147. Aside from contempt, the court on motion and notice may strike
out all or any part of any pleading of that party, or dismiss the action or
proceeding or any part thereof, or enter a judgment by default against
that party, and in its discretion, order him to pay reasobanle expenses
incurred by the other, including attorney’s fees.
148. Yes, an unsigned deposition does not preclude its use during the
trial. A deponent’s signature only goes to the form and the signature is
required only to ensure that the deponent is afforded the opportunity to
correct any errors therein and ensure its accuracy.

149. 1. As to the competency or relevancy of testimony. As to


competency of relevancy of testimony, Objection should be made when
the deposition is being offered in evidence. Objections to the
competency, relevancy or materiality of the testimony are not waived by
failure to make them before or during the taking of the deposition, unless
the ground of the objection is one which might have been obviated or
removed if presented at that time. The test to determine whether “the
ground of the objection might have been obviated or removed if
presented at that time” is whether the objection will give the other party
an opportunity to cure the deficiency of his proof. An example would be
the lack of qualification by an expert, which may be cured by objecting
at the time of the taking of the deposition.

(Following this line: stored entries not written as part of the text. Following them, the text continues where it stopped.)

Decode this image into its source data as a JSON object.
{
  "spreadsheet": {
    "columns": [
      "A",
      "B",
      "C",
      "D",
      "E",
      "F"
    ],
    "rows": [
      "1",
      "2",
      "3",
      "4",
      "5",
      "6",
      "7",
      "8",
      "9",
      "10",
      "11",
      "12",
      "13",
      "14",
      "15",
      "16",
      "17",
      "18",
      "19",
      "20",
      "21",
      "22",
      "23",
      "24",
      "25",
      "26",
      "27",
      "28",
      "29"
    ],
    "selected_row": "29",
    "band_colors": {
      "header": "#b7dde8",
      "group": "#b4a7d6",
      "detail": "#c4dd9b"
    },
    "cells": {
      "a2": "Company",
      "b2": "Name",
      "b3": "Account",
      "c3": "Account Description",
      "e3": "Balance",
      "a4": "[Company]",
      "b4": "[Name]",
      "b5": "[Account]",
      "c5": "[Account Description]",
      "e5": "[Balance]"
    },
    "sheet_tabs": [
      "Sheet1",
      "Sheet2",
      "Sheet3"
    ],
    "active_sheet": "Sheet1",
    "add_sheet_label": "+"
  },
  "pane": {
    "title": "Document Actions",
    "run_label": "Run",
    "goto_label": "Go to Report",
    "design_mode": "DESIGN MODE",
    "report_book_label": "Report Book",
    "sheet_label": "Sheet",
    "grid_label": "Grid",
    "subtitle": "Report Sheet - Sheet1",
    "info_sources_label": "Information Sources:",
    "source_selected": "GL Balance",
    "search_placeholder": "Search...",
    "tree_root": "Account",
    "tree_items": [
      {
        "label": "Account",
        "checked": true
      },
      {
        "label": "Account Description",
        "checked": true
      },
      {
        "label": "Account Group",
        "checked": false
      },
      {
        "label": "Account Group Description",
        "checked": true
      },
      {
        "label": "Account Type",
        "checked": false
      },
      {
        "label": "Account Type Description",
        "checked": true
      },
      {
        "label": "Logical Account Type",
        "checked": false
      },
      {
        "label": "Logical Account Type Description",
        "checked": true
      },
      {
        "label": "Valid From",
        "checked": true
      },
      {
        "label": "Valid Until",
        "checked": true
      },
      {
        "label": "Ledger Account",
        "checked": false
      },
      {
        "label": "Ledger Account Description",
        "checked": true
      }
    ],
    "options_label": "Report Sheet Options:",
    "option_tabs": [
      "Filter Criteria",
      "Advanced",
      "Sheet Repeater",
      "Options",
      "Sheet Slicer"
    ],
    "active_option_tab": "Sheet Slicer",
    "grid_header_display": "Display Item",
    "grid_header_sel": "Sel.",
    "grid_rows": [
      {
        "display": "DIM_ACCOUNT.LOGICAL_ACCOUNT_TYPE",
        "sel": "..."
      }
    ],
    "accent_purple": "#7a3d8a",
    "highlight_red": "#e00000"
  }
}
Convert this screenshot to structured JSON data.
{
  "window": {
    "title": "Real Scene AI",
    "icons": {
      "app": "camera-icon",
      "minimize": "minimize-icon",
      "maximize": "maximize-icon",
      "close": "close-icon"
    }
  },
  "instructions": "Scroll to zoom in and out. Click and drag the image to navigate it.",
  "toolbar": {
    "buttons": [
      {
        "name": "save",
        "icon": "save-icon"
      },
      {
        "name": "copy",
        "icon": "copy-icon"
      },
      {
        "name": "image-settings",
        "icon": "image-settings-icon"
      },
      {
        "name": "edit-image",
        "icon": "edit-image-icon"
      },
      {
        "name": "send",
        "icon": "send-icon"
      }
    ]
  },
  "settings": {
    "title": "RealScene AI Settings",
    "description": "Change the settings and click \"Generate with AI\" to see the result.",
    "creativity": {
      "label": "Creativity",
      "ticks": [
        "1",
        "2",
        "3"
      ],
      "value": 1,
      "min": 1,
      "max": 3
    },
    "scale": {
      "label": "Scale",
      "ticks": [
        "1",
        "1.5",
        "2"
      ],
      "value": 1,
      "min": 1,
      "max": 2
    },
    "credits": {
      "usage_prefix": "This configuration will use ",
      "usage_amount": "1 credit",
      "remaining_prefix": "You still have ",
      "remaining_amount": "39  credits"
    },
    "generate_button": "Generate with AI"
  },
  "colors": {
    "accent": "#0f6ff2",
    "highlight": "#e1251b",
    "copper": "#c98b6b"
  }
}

2. As to form of notice and as to qualification of officer. All errors


and irregularities in the notice for taking a deposition are waived unless
written objection is promptly served upon the party giving the notice.
Objections to taking of deposition because of disqualification of the
officer before whom it is to be taken is waived unless made before the
taking of the deposition begins or as soon thereafter as the
disqualification becomes known or could be discovered with reasonable
diligence.

150. I will sustain the objection. Objections to the competency or


relevancy of the testimony of the deponent should be made when the
deposition is being offered in evidence. Such objections are not waived
by failure to make them before or during the taking of the deposition,
unless the ground of the objection is one which might have been
obviated or removed if presented at that time. Here the objection relates
to the competency of W’s testimony. The ground for the objection
(violation of the attorney-client privilege) would not have been obviated
or removed even if presented during the deposition –taking. Hence, the
same is not waived even if defendant failed to object during the
deposition taking.
151. I would overrule the objection. Objection to the competency of the
witness or the competency, relevancy, or materiality of testimony are not
waived by failure to make them before or during the taking of deposition,
unless the ground of the objection is one which might have obviated or
removed if presented at that time. Here the ground of the objection, that is,
the failure to comply with the best evidence rule might have been obviated
or removed even if presented during the deposition taking. W could have
laid the foundation of his oral testimony by testifying as to the availability of
the original. Hence, the objection should be overruled.